How Bacteria Become Resistant to Antibiotics

Jennifer Ashton
Bacteria are responsible for illnesses such as gonorrhea, tuberculosis, cholera, syphilis, ear infections and other bacterial infections in the body. To kill bacteria doctors prescribe antibiotics that stop bacteria in their tracks. However, like the proverbial germ bacteria are hard to get rid of, especially as they are becoming resistant to the antibiotics that used to be able to kill them.

Antibiotics are compounds that kill bacteria in two ways: (1) antibiotics kill bacteria directly in a method known as bactericidal and (2) antibiotics kill bacteria by preventing them from growing and reproducing in a method known as bacteriostatic. Antibiotics achieve these methods in many ways. Antibiotics kill bacteria by blocking DNA and RNA synthesis, disrupting metabolic processes that bacteria thrive on, interfering with bacterial protein synthesis or by crippling the cell wall of bacteria.

Now, bacteria become resistant to antibiotics by preventing antibiotics from doing their jobs. Bacteria do this in many ways. Bacteria are becoming resistant to antibiotics because they prevent antibiotics from crippling their cell walls. Bacteria have found out that antibiotics attack their cells and destroy them by entering through a crippled cell wall. As a result, bacteria have developed stronger cell walls. In instances where antibiotics do happen to breach the cell walls of bacteria, those bacteria have learned to use energy from ATP to shoot antibiotics from their cells.

Bacteria have also learned to become resistant to antibiotics by changing the shape of their cells, so that antibiotics can't find what it is they are targeting to kill. In a more offensive move, bacteria have become resistant to antibiotics by targeting, attacking and killing antibiotics.

But How Did Bacteria Get So Smart?

As specific antibiotics are developed to kill specific bacteria, bacteria being living organisms have adopted Darwin's idea of survival of the fittest.
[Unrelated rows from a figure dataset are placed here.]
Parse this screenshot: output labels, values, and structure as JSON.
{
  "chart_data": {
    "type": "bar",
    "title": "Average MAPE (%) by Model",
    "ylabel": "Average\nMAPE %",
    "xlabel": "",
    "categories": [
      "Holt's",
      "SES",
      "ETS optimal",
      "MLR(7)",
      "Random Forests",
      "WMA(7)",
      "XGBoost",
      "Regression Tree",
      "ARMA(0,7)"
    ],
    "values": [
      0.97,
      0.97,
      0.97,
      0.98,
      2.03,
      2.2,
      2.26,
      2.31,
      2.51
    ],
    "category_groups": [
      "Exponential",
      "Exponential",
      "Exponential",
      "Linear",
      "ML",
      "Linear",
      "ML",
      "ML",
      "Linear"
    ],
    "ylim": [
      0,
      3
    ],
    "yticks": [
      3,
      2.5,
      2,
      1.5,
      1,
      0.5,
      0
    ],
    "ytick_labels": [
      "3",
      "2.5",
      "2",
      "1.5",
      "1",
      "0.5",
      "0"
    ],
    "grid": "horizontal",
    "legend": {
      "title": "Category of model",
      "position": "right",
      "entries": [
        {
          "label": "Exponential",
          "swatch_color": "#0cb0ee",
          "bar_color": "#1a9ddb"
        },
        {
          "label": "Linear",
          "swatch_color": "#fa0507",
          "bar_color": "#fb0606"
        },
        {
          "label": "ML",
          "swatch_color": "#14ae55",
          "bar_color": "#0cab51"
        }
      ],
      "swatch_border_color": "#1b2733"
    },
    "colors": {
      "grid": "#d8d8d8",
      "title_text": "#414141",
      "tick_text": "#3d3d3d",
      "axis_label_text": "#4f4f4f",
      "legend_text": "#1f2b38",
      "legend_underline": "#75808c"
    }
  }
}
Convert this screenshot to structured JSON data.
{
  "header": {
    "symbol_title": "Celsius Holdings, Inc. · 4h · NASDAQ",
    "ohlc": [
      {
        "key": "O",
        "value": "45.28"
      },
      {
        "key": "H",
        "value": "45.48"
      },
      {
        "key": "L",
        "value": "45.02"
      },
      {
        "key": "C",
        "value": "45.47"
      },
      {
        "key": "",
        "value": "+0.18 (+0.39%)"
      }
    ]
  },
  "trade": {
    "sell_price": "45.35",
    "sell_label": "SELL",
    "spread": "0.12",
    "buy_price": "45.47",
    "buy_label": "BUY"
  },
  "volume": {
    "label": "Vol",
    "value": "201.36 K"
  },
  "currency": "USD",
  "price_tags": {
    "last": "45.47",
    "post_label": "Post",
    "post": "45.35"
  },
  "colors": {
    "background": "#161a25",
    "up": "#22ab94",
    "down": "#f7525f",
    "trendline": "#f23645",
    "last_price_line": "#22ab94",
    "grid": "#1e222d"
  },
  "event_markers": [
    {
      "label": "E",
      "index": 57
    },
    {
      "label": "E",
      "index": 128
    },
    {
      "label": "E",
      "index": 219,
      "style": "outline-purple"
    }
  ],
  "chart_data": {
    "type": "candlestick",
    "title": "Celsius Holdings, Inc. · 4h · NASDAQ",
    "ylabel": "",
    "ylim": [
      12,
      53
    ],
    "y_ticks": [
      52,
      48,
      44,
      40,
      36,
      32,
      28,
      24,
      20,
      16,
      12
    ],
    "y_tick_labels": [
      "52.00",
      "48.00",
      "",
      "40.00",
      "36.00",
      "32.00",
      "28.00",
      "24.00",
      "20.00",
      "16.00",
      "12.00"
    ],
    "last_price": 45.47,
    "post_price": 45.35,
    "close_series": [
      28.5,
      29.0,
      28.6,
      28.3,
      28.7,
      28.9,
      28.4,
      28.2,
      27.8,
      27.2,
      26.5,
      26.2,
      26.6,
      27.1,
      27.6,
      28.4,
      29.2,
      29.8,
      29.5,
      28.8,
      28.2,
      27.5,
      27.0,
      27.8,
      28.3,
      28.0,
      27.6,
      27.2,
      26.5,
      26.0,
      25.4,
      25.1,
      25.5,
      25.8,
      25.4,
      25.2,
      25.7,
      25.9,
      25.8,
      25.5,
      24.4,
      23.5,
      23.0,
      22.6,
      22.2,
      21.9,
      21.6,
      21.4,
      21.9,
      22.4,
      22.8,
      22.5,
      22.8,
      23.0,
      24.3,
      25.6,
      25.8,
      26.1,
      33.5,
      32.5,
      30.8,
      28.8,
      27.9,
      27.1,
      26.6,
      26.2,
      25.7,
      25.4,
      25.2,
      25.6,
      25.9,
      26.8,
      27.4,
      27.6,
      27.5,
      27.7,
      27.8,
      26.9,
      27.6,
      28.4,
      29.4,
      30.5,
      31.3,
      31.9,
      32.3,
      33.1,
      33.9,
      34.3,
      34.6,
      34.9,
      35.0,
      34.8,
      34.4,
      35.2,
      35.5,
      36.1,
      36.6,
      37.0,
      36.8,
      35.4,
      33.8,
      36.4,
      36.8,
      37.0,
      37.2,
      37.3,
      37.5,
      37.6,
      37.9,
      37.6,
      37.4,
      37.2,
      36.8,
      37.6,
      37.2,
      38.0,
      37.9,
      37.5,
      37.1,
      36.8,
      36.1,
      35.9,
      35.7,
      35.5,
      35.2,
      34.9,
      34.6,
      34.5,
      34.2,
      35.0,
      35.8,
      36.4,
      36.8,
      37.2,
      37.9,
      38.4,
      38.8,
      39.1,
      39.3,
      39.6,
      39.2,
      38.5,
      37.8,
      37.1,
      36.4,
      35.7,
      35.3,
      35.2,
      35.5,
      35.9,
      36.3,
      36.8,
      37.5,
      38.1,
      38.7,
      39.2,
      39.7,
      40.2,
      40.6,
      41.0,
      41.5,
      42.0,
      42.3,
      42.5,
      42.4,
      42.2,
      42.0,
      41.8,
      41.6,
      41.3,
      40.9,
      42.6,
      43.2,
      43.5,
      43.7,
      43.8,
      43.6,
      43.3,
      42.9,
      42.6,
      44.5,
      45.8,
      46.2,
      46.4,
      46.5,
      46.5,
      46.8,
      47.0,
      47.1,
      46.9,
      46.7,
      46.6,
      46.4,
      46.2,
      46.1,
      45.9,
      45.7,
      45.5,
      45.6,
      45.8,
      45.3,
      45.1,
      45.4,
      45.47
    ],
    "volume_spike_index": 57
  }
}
Bacteria have figured out that in order to survive they must take on new DNA that will make the specific antibiotic designed to kill them ineffective. Bacteria take on new DNA through transformation (bacterial sex), by scavenging for DNA remnants from dead bacteria, by taking on an extra chromosome and by picking up bacterial genes that jump form molecule to molecule.

But bacteria's ingenuity did not happen overnight or on its own. The survival-of-the-fittest stand taken by bacteria has much to do with how people use antibiotics over a prolonged period of time. The use of antibiotics in animal food production and agriculture and the commonplace abuse of antibiotics have contributed to the rise in bacterial antibiotic resistance. When we use antibiotics to prevent illness in animals food production and agriculture, and when we use antibiotics to treat viral infections such and colds and flu we help bacteria to resist antibiotics.